Evaluating EU Policies by Micro-econometric Methods

19 May 2016; Brussels, Berlaymont. The EU Commission launches an important step to strengthen the instruments to judge and improve EU policies. The successful “Centre for Research on Impact Evaluation” (CRIE) will become the “Competence Centre on Microeconomic Evaluation” (CC-ME).

The initiative is discussed and presented at a workshop on

“The role of microeconomic evaluation in ex-post impact quantification of EU policies”

For the program and the list of high – ranked speakers and participants see the website.

Klaus F. Zimmermann (Bonn Graduate School of Economics, Harvard University and UNU-MERIT) will speak in the session on “The practice of policy impact evaluation outside the European Commission”.

The purpose of this half day event is to bring together policymakers, analysts and researchers from the European Commission, international organizations, think tanks and academia, to discuss the role of quantitative, ex-post evaluation of policy impacts in the European policy process.

The event will also see the launch of the European Commission’s Competence Centre on Microeconomic Evaluation. The Commission’s focus on quantification of EU policy results generates on the one hand demand for transversal, robust, objective and transparent impact evaluation tools; on the other hand it calls for an increased accessibility to existing administrative micro-data sources to foster microeconomic impact evaluations.

By bringing together relevant policy and scientific expertise across the Commission, the Competence Centre on Microeconomic Evaluation will help ensure that both appropriate counterfactual methods and micro-data sources are used in a systematic way across the Commission policy cycle. Quantitative evaluation of EU policies across a variety of socio-economic outcomes could greatly contribute to the Better Regulation agenda, the European Semester and the targeting of the European Structural Investment Funds.

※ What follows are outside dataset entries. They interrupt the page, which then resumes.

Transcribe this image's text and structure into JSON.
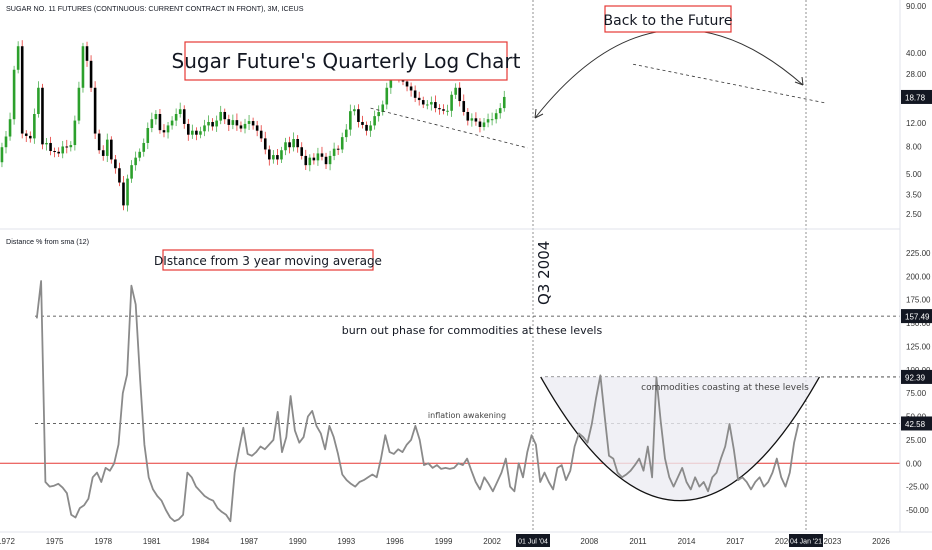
{
  "colors": {
    "up": "#2ca02c",
    "down": "#000000",
    "wick_up": "#4caf50",
    "wick_down": "#e53935",
    "line": "#8a8a8a",
    "zero_line": "#e53935",
    "highlight_box": "#e53935",
    "badge": "#131722"
  },
  "header": {
    "instrument": "SUGAR NO. 11 FUTURES (CONTINUOUS: CURRENT CONTRACT IN FRONT), 3M, ICEUS"
  },
  "chart_data": [
    {
      "type": "candlestick",
      "title": "Sugar Future's Quarterly Log Chart",
      "scale": "log",
      "y_ticks": [
        "90.00",
        "40.00",
        "28.00",
        "18.00",
        "12.00",
        "8.00",
        "5.00",
        "3.50",
        "2.50"
      ],
      "y_tick_values": [
        90,
        40,
        28,
        18,
        12,
        8,
        5,
        3.5,
        2.5
      ],
      "last_price_label": "18.78",
      "last_price": 18.78,
      "annotations": {
        "arc_label": "Back to the Future",
        "vertical_label": "Q3 2004"
      },
      "closes": [
        6.1,
        7.9,
        9.5,
        12.8,
        30,
        45,
        10,
        9.6,
        9.2,
        14,
        22,
        8.3,
        8.5,
        7.4,
        7.3,
        7.1,
        8.0,
        7.9,
        8.2,
        12.5,
        22,
        45,
        35,
        22,
        10,
        7.5,
        6.8,
        9,
        6.4,
        5.5,
        4.3,
        2.9,
        4.6,
        5.8,
        6.6,
        7.3,
        8.5,
        11,
        12.8,
        14,
        10.6,
        10.2,
        11.5,
        12.5,
        14,
        15.2,
        11.8,
        9.8,
        10.5,
        9.8,
        10.4,
        11.5,
        12.2,
        11.3,
        12.5,
        14.5,
        12.8,
        11.6,
        12.6,
        11.5,
        10.9,
        11.8,
        12.4,
        11.5,
        10.5,
        9.2,
        7.6,
        6.4,
        6.9,
        6.4,
        7.5,
        8.6,
        7.9,
        9.1,
        7.9,
        6.8,
        5.8,
        6.6,
        6.3,
        7.1,
        6.7,
        5.9,
        6.8,
        7.7,
        7.6,
        9.4,
        10.7,
        14.7,
        15.2,
        12.2,
        11.6,
        10.5,
        11.5,
        13.5,
        14.5,
        16.5,
        22,
        27.5,
        30,
        26.5,
        24.5,
        22.5,
        21,
        18.5,
        17.8,
        16.5,
        16.5,
        17.2,
        15.5,
        15.2,
        14.8,
        14.8,
        19.5,
        22,
        17.5,
        14.5,
        12.5,
        13,
        12.3,
        11.2,
        12.1,
        12.8,
        12.8,
        14.2,
        15.5,
        18.78
      ],
      "oscillator": {
        "title": "Distance % from sma (12)",
        "label_box": "DIstance from 3 year moving average",
        "y_ticks": [
          "225.00",
          "200.00",
          "175.00",
          "150.00",
          "125.00",
          "100.00",
          "75.00",
          "50.00",
          "25.00",
          "0.00",
          "-25.00",
          "-50.00"
        ],
        "y_tick_values": [
          225,
          200,
          175,
          150,
          125,
          100,
          75,
          50,
          25,
          0,
          -25,
          -50
        ],
        "levels": [
          {
            "value": 157.49,
            "label": "157.49",
            "text": "burn out phase for commodities at these levels"
          },
          {
            "value": 92.39,
            "label": "92.39",
            "text": "commodities coasting at these levels"
          },
          {
            "value": 42.58,
            "label": "42.58",
            "text": "inflation awakening"
          }
        ],
        "values": [
          155,
          195,
          -20,
          -25,
          -24,
          -22,
          -26,
          -32,
          -55,
          -58,
          -48,
          -45,
          -38,
          -15,
          -10,
          -20,
          -5,
          -8,
          0,
          20,
          75,
          95,
          190,
          170,
          90,
          20,
          -15,
          -28,
          -35,
          -40,
          -50,
          -58,
          -62,
          -60,
          -55,
          -10,
          -15,
          -25,
          -30,
          -35,
          -38,
          -40,
          -48,
          -52,
          -55,
          -62,
          -10,
          15,
          38,
          10,
          8,
          12,
          18,
          15,
          20,
          25,
          55,
          12,
          28,
          72,
          35,
          22,
          28,
          50,
          56,
          40,
          32,
          15,
          40,
          28,
          10,
          -12,
          -18,
          -22,
          -25,
          -20,
          -18,
          -15,
          -12,
          -15,
          5,
          30,
          12,
          10,
          15,
          12,
          20,
          25,
          40,
          25,
          -2,
          0,
          -5,
          -2,
          -6,
          -5,
          -6,
          -5,
          0,
          -2,
          5,
          -8,
          -20,
          -28,
          -15,
          -22,
          -30,
          -20,
          -10,
          5,
          -25,
          -30,
          0,
          -15,
          12,
          30,
          20,
          -20,
          -10,
          -20,
          -28,
          -5,
          -2,
          -18,
          -8,
          18,
          32,
          28,
          22,
          42,
          70,
          94,
          50,
          8,
          5,
          -10,
          -15,
          -12,
          -8,
          -2,
          5,
          -8,
          18,
          -15,
          92,
          45,
          5,
          -15,
          -25,
          -15,
          -5,
          -20,
          -28,
          -15,
          -25,
          -20,
          -30,
          -15,
          -10,
          5,
          18,
          42,
          15,
          -18,
          -15,
          -20,
          -28,
          -20,
          -15,
          -25,
          -20,
          -10,
          5,
          -15,
          -25,
          -10,
          22,
          42
        ]
      },
      "x_ticks": [
        "1972",
        "1975",
        "1978",
        "1981",
        "1984",
        "1987",
        "1990",
        "1993",
        "1996",
        "1999",
        "2002",
        "2005",
        "2008",
        "2011",
        "2014",
        "2017",
        "2020",
        "2023",
        "2026"
      ],
      "x_badges": [
        "01 Jul '04",
        "04 Jan '21"
      ]
    }
  ]
}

The Competence Centre will serve as a focal point of reference to support policy-making across a wide range of areas of impact evaluation of EU policies, by providing advice on data collection and evaluation design, capacity building on counterfactual methods, microeconometric analysis and counterfactual impact evaluation. It will also provide infrastructure for evaluation knowledge management, in the form of a (Micro)Data Bank and an Evaluations Bank.